United States and American History: 1835

About the history of the United States in 1835, the invention of the Bowie knife, the only time the U.S. had no debt, Garrison is almost lynched and Jackson is almost assassinated.

1835

--Sign of the times: Growth of the temperance movement was signaled by an address by the Rev. Charles Giles in which he thundered that "500,000 drunkards are now living in our blessed America, all moving onward to the dreadful verge. What a scene of immolation!"

--Down in Texas, Col. James Bowie invented the famed "bowie knife." Legend has it variously that he got the idea from Mexicans who had been using it; that in a battle with a Mexican, his sword broke off some 20" from the hilt; and that he made it out of a file. In any case, it was shorter than a regular sword, which made for easier handling, but longer than a knife. The "bowie knife" had but a single edge and a curved point.

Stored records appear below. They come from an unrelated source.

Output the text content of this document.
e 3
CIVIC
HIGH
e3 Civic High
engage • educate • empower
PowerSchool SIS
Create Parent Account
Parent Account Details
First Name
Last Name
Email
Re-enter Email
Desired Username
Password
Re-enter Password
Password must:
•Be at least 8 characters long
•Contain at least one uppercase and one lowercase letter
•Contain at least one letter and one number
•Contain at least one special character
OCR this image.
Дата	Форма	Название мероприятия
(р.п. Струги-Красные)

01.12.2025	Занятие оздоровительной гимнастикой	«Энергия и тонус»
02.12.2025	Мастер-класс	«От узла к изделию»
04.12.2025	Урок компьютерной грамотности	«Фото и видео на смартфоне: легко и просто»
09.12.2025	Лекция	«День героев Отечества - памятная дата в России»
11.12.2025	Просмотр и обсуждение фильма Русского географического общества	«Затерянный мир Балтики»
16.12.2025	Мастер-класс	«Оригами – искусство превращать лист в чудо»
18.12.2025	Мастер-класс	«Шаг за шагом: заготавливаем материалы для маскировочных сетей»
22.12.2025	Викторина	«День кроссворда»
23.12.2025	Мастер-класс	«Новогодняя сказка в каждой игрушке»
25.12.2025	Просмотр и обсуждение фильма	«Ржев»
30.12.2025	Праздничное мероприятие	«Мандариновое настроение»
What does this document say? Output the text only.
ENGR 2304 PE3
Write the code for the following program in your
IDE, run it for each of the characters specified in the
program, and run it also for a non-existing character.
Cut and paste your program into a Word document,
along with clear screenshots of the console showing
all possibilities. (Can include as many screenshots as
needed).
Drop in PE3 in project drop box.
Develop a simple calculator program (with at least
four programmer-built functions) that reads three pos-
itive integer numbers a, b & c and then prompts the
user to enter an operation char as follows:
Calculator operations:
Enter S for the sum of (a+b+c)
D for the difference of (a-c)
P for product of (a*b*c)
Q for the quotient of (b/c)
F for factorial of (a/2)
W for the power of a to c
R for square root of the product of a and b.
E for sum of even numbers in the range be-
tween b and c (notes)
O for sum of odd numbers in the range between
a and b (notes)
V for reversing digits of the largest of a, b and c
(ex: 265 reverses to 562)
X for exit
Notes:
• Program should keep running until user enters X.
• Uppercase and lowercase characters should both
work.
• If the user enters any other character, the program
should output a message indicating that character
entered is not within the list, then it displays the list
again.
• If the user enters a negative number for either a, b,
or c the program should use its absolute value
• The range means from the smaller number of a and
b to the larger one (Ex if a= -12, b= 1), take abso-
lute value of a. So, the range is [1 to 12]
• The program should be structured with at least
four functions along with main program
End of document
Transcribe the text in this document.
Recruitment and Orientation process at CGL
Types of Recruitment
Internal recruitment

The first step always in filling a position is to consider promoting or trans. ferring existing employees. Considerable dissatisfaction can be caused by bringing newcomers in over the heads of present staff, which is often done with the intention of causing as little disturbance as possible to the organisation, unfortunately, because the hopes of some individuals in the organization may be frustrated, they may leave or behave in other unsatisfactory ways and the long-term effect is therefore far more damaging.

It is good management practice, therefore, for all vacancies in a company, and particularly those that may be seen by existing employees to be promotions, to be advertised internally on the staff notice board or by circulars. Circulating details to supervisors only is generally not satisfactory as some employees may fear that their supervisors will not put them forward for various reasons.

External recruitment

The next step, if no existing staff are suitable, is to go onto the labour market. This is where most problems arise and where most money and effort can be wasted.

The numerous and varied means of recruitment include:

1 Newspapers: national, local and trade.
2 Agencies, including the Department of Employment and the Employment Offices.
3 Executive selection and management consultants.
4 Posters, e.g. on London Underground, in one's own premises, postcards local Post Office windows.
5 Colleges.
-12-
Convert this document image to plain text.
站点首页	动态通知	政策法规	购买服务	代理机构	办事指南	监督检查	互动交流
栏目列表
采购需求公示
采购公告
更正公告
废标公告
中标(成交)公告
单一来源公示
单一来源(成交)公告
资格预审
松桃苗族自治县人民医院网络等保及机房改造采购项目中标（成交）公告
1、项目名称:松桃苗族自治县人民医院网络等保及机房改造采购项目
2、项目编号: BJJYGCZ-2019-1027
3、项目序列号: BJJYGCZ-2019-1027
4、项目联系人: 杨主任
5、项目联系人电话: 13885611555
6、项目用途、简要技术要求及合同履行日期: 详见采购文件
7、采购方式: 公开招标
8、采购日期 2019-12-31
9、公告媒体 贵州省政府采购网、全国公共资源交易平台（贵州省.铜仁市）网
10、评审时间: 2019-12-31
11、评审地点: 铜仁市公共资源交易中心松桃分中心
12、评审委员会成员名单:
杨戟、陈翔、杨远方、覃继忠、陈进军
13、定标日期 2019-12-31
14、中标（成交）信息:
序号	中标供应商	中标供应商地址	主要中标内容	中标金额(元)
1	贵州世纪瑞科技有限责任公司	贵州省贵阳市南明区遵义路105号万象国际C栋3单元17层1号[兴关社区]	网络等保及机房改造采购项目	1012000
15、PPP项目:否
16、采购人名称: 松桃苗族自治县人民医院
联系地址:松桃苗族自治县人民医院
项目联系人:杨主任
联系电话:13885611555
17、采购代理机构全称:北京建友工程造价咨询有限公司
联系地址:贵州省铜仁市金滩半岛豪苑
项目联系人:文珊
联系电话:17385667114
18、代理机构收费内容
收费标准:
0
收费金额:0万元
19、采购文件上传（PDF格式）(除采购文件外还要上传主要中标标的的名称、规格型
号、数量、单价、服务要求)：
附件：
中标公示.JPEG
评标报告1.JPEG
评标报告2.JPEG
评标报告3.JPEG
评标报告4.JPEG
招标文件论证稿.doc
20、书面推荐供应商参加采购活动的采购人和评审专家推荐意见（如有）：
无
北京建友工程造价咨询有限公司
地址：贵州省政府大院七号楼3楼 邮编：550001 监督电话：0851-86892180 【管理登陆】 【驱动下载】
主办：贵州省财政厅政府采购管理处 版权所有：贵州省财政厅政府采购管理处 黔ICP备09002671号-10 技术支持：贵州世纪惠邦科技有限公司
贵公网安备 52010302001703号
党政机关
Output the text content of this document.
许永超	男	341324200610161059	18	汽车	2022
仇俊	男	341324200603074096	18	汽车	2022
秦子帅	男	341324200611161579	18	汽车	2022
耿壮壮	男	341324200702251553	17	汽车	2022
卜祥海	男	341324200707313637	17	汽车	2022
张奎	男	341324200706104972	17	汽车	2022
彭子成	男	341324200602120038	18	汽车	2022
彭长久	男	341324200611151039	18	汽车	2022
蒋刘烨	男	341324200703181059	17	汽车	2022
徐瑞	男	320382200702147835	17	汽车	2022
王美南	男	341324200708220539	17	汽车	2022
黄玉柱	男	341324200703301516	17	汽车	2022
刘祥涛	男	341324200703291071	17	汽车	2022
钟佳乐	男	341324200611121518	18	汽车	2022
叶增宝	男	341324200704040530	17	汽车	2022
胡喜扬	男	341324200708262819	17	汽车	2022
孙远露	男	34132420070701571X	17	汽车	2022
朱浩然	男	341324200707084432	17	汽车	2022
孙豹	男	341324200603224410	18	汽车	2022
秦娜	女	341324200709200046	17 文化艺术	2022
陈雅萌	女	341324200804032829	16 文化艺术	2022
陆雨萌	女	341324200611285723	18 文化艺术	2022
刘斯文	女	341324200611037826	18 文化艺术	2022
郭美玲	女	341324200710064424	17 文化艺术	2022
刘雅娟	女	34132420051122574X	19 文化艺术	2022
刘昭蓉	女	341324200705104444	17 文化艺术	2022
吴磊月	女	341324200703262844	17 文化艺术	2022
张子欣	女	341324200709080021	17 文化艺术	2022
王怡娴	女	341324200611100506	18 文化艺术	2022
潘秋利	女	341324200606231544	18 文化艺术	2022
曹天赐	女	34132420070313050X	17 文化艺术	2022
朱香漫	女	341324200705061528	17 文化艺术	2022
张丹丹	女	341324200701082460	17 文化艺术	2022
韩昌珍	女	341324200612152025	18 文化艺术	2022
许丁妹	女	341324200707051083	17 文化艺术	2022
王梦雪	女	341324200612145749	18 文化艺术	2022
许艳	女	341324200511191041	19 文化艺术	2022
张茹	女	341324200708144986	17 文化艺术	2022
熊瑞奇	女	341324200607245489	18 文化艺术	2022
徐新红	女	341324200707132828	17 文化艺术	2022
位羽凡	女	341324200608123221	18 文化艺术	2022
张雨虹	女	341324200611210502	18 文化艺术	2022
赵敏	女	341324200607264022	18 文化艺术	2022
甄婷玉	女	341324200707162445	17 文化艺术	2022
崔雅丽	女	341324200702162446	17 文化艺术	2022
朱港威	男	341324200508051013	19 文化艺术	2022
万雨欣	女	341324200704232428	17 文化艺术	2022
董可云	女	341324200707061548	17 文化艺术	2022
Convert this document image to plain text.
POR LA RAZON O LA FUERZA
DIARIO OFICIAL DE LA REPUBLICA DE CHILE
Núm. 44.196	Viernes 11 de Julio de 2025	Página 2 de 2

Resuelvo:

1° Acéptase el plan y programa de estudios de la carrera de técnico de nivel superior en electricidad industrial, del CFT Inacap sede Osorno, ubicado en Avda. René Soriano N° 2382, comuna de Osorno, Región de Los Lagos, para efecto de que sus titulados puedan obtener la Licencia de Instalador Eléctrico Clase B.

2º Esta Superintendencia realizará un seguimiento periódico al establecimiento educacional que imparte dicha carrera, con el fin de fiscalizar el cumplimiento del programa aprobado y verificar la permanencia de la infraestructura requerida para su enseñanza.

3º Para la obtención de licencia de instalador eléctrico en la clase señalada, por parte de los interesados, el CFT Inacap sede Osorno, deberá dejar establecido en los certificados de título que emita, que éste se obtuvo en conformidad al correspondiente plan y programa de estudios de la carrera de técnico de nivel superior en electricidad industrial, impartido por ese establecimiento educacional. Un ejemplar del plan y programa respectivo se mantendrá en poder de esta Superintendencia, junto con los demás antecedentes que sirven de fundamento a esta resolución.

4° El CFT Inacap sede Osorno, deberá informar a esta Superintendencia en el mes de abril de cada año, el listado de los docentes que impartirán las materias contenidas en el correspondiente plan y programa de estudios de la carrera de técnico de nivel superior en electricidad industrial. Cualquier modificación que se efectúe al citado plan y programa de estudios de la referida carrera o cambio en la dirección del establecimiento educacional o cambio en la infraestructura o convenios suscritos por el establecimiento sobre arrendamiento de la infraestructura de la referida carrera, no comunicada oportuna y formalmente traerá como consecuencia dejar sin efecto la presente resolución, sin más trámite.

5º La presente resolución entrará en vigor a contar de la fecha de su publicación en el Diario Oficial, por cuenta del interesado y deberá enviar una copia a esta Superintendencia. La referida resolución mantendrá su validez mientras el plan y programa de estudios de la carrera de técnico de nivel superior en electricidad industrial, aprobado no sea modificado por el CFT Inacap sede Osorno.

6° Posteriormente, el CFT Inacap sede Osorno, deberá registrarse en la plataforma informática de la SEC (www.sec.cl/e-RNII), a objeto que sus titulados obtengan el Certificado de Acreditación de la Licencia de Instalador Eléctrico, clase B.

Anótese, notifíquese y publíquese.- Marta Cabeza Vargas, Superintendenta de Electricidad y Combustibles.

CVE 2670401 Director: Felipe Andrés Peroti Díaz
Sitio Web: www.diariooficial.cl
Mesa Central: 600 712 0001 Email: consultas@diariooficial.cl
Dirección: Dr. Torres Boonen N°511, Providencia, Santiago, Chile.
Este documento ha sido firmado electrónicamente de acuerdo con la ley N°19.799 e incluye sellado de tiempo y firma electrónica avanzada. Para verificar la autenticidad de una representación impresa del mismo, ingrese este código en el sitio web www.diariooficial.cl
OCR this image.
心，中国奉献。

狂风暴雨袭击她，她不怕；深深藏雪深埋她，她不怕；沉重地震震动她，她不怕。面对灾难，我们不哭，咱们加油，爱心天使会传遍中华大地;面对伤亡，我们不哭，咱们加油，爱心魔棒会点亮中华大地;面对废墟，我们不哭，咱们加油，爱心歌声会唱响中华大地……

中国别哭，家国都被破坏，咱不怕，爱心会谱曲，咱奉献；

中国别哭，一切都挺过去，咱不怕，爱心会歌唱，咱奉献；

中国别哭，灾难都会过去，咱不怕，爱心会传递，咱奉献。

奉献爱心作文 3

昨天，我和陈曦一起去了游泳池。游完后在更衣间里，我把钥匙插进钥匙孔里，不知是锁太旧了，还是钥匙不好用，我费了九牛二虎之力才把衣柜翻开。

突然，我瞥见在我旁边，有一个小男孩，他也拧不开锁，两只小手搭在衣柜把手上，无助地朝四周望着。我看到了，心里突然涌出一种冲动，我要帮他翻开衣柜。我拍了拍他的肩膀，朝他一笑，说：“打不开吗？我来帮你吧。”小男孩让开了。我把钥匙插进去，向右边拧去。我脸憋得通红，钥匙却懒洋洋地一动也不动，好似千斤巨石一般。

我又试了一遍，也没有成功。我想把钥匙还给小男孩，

Bowie knives were also called "Arkansas toothpicks."

--Almost 30,000 spectators were drawn to a footrace at Union Course, Long Island. A $1,000 prize was offered to any who could run the 10-mi. course in less than an hour. Henry Stannard was the winner, covering the 1st and last miles in 5:36 and 5:54, and the entire course in 59:44.

--One of the largest protests in the history of the young nation took place when 27,000 people gathered in New York City's Hall Park to demonstrate against the conviction of 25 union tailors on a charge of "conspiracy."

Jan. It was the only time in our history that the U.S. was free from debt. And President Jackson commented: "Let us commemorate the payment of the public debt as an event that gives us increased power as a nation and reflects luster on our Federal Union." The national debt in 1976 was estimated to be 605 billion, 900 million dollars.

Jan. 30 First attempt on the life of a U.S. President occurred. President Jackson was fired on twice by Richard Lawrence, who brandished a pair of dueling pistols while attending the funeral of Warren Ransom Davis. Both pistols misfired. Lawrence was later judged to be insane.

July 8 The Liberty Bell cracked as it tolled the death of Chief Justice John Marshall.

Oct. 21 William Lloyd Garrison, abolitionist editor of the Liberator, was mobbed and almost lynched by some 200 Boston proslavers who were enraged by his speech claiming "that all men are created equal. . . ." For his own safety, he was lodged in the Leverett Street Jail for the night.

Nov. 23 Henry Burden of Troy, N.Y., developed the 1st machine for manufacturing horseshoes, later making nearly all the horseshoes used by the Union cavalry during the Civil War.